Fascinating insights into an author’s experience narrating her own book – that’s what you’ll find on Fogelin’s blog post titled “Doing the Voices.” She carefully notes the details of narrating Crossing Jordan, a favorite of my middle school students, for Full Cast Audio. The book is a strong story of friendship in the face of prejudice, with two girls drawn together by their love of running & the novel Jane Eyre. This title would make a great pairing with Gary Schmidt’s Okay for Now, which also features two friends brought together by Jane Eyre. Fogelin does a great job capturing the Southern dialects and youthful voices, with plenty of variation to give each character a clear personality. The name of the publisher is Full Cast, but this title is part of their “One Voice” imprint, and Fogelin does a great job “Doing the Voices.” Here’s an especially good quote from her blog:
My love of story began with the sound of my mother’s voice.
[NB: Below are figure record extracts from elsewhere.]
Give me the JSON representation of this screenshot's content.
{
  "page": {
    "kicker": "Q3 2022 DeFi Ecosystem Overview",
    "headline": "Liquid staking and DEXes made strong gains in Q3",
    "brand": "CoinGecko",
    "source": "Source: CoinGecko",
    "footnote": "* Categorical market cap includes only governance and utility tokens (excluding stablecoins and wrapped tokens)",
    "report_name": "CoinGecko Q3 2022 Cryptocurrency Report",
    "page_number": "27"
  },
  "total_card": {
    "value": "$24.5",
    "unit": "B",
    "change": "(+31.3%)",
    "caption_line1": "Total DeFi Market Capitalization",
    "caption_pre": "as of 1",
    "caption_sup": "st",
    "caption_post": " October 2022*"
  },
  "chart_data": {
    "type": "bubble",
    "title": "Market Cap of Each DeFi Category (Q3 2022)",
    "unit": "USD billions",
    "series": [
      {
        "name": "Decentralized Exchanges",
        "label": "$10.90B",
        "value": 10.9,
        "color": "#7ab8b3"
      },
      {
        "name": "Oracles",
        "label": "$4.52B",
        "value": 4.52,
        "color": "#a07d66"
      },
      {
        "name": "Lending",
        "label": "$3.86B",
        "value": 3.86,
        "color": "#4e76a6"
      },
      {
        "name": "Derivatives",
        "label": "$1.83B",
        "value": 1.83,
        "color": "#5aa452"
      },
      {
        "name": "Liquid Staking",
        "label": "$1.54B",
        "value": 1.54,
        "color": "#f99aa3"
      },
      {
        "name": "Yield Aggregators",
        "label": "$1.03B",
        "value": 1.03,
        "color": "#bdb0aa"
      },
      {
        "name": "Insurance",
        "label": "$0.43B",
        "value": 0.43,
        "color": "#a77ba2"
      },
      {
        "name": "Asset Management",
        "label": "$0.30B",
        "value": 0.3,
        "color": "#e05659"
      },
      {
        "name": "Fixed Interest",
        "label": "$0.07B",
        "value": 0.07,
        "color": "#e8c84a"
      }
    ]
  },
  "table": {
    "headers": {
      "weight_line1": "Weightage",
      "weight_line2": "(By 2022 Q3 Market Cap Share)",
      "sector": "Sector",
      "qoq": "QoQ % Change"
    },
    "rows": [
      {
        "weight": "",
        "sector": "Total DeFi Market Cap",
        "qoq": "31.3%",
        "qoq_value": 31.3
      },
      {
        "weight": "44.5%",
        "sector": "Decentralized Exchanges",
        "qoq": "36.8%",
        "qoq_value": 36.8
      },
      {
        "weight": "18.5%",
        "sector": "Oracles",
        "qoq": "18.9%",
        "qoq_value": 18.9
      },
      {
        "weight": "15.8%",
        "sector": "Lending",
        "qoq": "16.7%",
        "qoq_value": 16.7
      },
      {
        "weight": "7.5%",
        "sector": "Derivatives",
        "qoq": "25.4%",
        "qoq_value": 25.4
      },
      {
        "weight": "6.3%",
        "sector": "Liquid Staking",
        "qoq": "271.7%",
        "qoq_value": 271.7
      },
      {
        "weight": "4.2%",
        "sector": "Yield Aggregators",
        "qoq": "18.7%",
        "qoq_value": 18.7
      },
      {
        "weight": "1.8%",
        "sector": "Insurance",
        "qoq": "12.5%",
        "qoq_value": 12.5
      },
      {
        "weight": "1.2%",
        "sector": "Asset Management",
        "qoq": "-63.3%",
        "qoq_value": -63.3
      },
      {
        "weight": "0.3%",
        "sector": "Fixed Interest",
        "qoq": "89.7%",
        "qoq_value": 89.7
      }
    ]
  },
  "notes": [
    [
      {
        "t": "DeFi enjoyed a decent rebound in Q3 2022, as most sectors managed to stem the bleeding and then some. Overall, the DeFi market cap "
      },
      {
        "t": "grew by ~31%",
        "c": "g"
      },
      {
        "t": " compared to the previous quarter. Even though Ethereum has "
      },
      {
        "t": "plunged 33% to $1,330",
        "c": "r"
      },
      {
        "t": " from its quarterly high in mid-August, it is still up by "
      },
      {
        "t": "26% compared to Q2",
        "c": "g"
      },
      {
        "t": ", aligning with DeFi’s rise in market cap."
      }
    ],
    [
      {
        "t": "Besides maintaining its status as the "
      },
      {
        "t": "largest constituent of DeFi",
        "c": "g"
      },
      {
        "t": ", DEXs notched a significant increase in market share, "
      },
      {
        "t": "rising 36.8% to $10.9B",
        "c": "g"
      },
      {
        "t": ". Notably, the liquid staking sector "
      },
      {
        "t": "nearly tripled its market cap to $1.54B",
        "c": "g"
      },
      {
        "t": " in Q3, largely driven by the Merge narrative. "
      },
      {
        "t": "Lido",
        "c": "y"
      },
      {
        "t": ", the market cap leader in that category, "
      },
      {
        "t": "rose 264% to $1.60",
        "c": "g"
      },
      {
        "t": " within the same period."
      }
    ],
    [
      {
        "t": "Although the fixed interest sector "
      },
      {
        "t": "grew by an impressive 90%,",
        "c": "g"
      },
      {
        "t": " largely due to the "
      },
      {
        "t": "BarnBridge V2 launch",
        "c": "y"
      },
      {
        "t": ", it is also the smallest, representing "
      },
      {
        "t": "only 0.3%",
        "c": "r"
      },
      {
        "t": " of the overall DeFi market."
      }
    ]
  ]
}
I was a halting early reader, but as my mother read aloud, Dr. Doolittle and Alice and Toad of Toad Hall all spoke to me. She gave each a distinctive voice with idiosyncrasies of pitch and pace.
Because of this early association of story and sound I grew up to be a writer who hears the words first, often speaking them aloud, testing their sound before putting them on paper.
It can be an embarrassing way to work, but if you think about it, the written word only appeared when the human tribe became too widely scattered to sit around a common fire.
For me, a story well-told requires the sound of a human voice.
Which brings me to the reason for this post. June is Audiobook Month, a celebration that will never rival Christmas, or even Labor Day, but a worthy one nonetheless. Audiobook Month! A celebration of story and voice.